Thursday, June 14, 2007

Being an Adult

It is a difficult thing to define and catalog, when we become an adult. When is that moment that we really are an adult? What really is an adult? In some ways it is a legal age, but the cut off is not nearly the definite.

As a teacher of high school, I have a very rigid code about ages. In terms of friendships, relationships, romantic entanglements, all of it, age, maturity and adulthood are all factors that I weigh very carefully.

When I first started teaching, I was 23 and my students were all 17 and 18. I was clearly (in my mind) older, wiser and more mature than they were, but as I have gotten older, while I still see very clear lines, the lines are differently defined.

Camp created a weird scenario for me. In some ways there is no age up here. We are defined by our roles in camp. There are people that I consider friends that in the real world should be/could be students. Yet, our friendship here rarely is a mentor mentee thing, just an equal footing thing.

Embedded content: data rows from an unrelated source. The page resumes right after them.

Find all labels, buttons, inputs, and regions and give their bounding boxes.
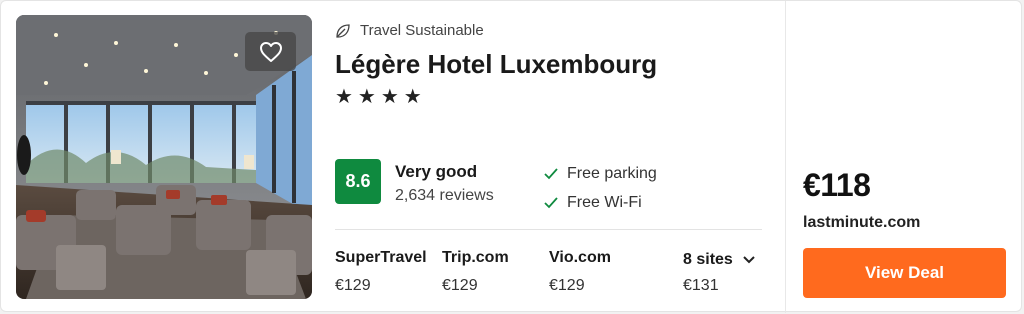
hotel-name[interactable]: Légère Hotel Luxembourg <box>335 49 657 80</box>
site-price-trip[interactable]: €129 <box>442 277 478 295</box>
site-price-vio[interactable]: €129 <box>549 277 585 295</box>
site-name-supertravel[interactable]: SuperTravel <box>335 249 427 267</box>
rating-text: Very good <box>395 162 478 181</box>
favorite-button[interactable] <box>245 32 296 71</box>
chevron-down-icon <box>743 256 755 264</box>
site-name-vio[interactable]: Vio.com <box>549 249 611 267</box>
review-count[interactable]: 2,634 reviews <box>395 187 494 205</box>
more-sites-label: 8 sites <box>683 251 733 268</box>
site-price-supertravel[interactable]: €129 <box>335 277 371 295</box>
view-deal-button[interactable]: View Deal <box>803 248 1006 298</box>
deal-price: €118 <box>803 167 871 203</box>
column-divider <box>785 1 786 313</box>
leaf-icon <box>336 23 350 38</box>
more-sites-dropdown[interactable]: 8 sites <box>683 251 755 269</box>
divider <box>335 229 762 230</box>
hotel-card[interactable]: Travel Sustainable Légère Hotel Luxembou… <box>0 0 1022 313</box>
amenity-item: Free parking <box>544 165 657 183</box>
sustainability-badge[interactable]: Travel Sustainable <box>335 22 484 39</box>
site-price-more[interactable]: €131 <box>683 277 719 295</box>
check-icon <box>544 168 558 180</box>
site-name-trip[interactable]: Trip.com <box>442 249 509 267</box>
review-score-badge: 8.6 <box>335 159 381 204</box>
amenity-label: Free Wi-Fi <box>567 194 642 211</box>
amenity-label: Free parking <box>567 165 657 182</box>
sustainability-label: Travel Sustainable <box>360 22 484 39</box>
deal-provider: lastminute.com <box>803 214 921 231</box>
amenity-item: Free Wi-Fi <box>544 194 642 212</box>
star-rating: ★★★★ <box>335 86 427 108</box>
heart-icon <box>259 41 282 62</box>
check-icon <box>544 197 558 209</box>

A lot of the time, I still see the age lines in my head, I mean I'm a teacher. In today's world it is very important that I see them. I've ingrained that necessity into my soul, but there are grey areas.

The people who are legal adults, but I still see as boys. Sometimes it is hard for me to accept that they really are adults. My father was the one who actually called me on that. I was talking about one staffer who is 23 and I called him a boy. Dad asked his age. I told him. Dad corrected me and said, "That is a man. He is not a boy and you would do well to remember that." I answered, "but he's not finished yet!" Dad said, "That may be true, but neither are you."

I don't think I was truly an adult until the day I got Nana. I was 28 at the time.

I was disappointed this week to find that someone I have been trying hard, very hard, to accept as an adult, really is not. That doesn't mean that they are not still my friend, not still very intelligent and/or not still a wonderful person, but they are not an adult. In this case their age doesn't matter, because it's wrong. They are still not yet a grown-up.

And like I said. I find myself more disappointed than I thought I would be, but oddly relieved as well.